How to Migrate n8n from a Cloud VPS to a Proxmox LXC Container

Moving from a rented VPS to a dedicated home lab on Proxmox is like moving from a cramped apartment to a house with a workshop. You finally have the room to build things the “Pro” way. These are the steps I used that cover the exact path for migrating your n8n instance to a local Proxmox LXC container, securing it with Cloudflare Tunnels, and future-proofing it with isolated Python runners.

If you are unsure on how to find certain paths or Docker names, ask Gemini for a little help.

Phase 1: The Migration (Moving the “Brain”)

The heart of your n8n instance is its data volume. To move your workflows and credentials from a VPS to your home server, you need to “package” the data correctly.

1. Export the Data

On your old VPS, stop the n8n container cleanly to ensure no data is being written to the database during the backup. Then, create an archive of your data folder:

docker stop n8n
tar -cvzf n8n_backup.tar.gz /path/to/your/n8n_data

Important: You must also grab your N8N_ENCRYPTION_KEY from your .env file. If you lose this key, your credentials will be unrecoverable on the new machine.

2. Prepare the Proxmox LXC

Create a new LXC container (Ubuntu or Debian) on Proxmox and install Docker. Before moving any files, create a named volume on the new machine. Using the exact same volume name as your VPS configuration will save you from editing your Docker Compose file later.

docker volume create n8n_data_storage

3. Inject the Backup

Transfer your n8n_backup.tar.gz to the new LXC. You will extract it directly into the Docker volume’s mount point on your host.

# Locate the mount point
docker volume inspect n8n_data_storage
# Extract the backup into that path (usually /var/lib/docker/volumes/...)
tar -xzvf n8n_backup.tar.gz -C /var/lib/docker/volumes/n8n_data_storage/_data

Phase 2: The Modern Architecture (Task Runners)
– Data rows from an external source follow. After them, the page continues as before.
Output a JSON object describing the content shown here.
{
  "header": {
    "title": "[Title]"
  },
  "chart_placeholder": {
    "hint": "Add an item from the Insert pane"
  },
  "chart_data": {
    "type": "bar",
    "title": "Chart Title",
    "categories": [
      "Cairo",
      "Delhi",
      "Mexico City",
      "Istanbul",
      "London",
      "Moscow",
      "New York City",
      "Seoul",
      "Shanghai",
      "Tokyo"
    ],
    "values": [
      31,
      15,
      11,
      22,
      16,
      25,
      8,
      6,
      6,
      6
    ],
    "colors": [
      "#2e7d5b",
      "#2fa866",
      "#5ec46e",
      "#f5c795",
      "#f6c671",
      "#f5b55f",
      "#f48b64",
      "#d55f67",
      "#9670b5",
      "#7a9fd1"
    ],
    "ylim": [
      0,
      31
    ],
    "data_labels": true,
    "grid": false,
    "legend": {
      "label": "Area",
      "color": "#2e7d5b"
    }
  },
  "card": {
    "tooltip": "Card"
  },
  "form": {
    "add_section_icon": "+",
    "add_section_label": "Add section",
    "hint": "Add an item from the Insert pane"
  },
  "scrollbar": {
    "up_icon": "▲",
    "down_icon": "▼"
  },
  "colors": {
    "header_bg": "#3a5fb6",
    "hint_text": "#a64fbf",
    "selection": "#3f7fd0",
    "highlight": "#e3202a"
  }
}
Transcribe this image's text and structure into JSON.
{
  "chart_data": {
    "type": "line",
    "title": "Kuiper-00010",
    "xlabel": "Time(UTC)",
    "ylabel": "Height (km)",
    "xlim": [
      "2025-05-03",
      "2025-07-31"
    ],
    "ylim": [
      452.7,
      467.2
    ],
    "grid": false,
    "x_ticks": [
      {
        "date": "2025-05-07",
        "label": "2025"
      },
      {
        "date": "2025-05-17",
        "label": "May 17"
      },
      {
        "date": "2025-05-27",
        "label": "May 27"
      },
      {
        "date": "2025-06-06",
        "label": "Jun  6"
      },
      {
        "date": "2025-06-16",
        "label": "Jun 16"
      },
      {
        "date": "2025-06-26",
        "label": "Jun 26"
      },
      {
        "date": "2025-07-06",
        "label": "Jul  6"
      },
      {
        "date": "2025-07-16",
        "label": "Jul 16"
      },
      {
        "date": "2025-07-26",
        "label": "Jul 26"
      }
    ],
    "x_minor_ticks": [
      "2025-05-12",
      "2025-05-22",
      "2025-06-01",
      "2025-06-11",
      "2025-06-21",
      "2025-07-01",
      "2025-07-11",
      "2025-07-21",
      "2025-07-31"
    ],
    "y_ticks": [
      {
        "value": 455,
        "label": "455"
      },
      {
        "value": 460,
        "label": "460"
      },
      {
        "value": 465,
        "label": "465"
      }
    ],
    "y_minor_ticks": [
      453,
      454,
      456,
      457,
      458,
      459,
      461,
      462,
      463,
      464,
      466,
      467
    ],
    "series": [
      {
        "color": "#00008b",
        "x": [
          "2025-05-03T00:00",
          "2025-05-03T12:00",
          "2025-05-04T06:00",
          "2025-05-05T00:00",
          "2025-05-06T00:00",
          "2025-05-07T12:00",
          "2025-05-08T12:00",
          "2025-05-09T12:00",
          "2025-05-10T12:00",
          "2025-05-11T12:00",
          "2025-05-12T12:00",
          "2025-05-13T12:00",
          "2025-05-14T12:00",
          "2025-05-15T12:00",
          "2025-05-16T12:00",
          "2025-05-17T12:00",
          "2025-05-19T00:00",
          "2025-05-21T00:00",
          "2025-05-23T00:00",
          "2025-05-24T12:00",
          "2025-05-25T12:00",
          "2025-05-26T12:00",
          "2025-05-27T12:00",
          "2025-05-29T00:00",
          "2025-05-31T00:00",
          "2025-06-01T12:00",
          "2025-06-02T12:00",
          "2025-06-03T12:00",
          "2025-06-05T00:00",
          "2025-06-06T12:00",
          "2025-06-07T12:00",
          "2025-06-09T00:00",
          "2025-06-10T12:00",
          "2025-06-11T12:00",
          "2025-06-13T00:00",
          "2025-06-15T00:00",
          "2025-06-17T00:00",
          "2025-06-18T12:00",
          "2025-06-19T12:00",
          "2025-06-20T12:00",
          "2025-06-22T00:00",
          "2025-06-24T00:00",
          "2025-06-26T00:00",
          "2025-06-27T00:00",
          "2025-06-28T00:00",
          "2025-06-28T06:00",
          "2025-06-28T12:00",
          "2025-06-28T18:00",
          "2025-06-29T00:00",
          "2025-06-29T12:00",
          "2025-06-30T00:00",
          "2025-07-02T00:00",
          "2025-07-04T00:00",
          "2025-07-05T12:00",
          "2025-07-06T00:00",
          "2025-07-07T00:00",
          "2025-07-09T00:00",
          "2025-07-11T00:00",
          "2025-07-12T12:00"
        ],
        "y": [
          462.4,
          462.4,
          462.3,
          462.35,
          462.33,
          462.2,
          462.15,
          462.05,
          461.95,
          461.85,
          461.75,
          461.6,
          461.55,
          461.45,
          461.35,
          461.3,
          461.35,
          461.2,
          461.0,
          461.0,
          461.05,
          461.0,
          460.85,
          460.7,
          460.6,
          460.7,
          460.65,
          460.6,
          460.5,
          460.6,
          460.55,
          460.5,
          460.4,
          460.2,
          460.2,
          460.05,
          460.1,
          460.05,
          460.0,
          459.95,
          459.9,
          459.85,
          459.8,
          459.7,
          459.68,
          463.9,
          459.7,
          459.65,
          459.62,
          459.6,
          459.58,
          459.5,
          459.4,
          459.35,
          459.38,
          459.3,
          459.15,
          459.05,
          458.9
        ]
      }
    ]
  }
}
In n8n v2, running heavy code like Python inside the main container can lead to crashes. The “Pro” setup uses a Sidecar Runner to isolate execution.

Updated docker-compose.yml

This configuration links your restored data to a stable, multi-container environment. Notice that external: true is used for the volume so Docker doesn’t try to create a fresh, empty one.

Services:
  n8n:
    image: n8nio/n8n:latest
    restart: always
    environment:
      - N8N_ENCRYPTION_KEY=your_vps_encryption_key
      - N8N_SECURE_COOKIE=true
      - WEBHOOK_URL=https://n8n.your-domain.com/
      - N8N_TRUST_PROXY=true
      - N8N_PROXY_HOPS=1
      - N8N_RUNNERS_MODE=external
      - N8N_RUNNERS_AUTH_TOKEN=your_secure_token
    volumes:
      - n8n_data_storage:/home/node/.n8n

  n8n-runner:
    image: n8nio/runners:latest
    container_name: n8n-runner
    environment:
      - N8N_RUNNERS_AUTH_TOKEN=your_secure_token
      - N8N_RUNNERS_TASK_BROKER_URI=http://n8n:5679
    depends_on:
      - n8n

volumes:
  n8n_data_storage:
    external: true

Starting the Container

To bring the new system online, run the following command in your project directory:

docker compose up -d

Check the logs immediately to ensure the migration was successful and that n8n can read your old database. You are looking for the message: “Editor is now accessible via…”.

Phase 3: The Security (Cloudflare Zero Trust)

Instead of opening ports on your router, a Cloudflare Tunnel creates a secure bridge to your local server.

1. The Tunnel

• Install the Connector: In the Cloudflare Zero Trust dashboard, go to Networks > Tunnels and create a new tunnel. Select your OS and run the provided command in your LXC terminal to install the cloudflared agent.

• Public Hostname: Map your subdomain (e.g., n8n.yourdomain.com) to the internal service. Since n8n is in the same LXC, use http://localhost:5678.

2. The “Bouncer” (Access Policy)

To prevent bots from even seeing your login page, add a Cloudflare Access policy.

• In the dashboard, create a Self-hosted Application for your subdomain.

• Add an Allow policy that requires a One-Time PIN sent only to your specific email address.

3. The Webhook Bypass

External services cannot check their email for a login code, so you must create a separate bypass for them.

• Create a second Application specifically for the webhook path: your-domain.com/webhook/*.

• Set the Action to Bypass and the Selector to Everyone.

• This ensures your automations stay active while your dashboard remains locked.

Why This Matters

By moving to Proxmox, you have regained control of your hardware resources. By using Tunnels and Access policies, you have implemented enterprise-grade security for free. Your workflows are now faster, your home IP is hidden, and your data stays exactly where it belongs: in your own house.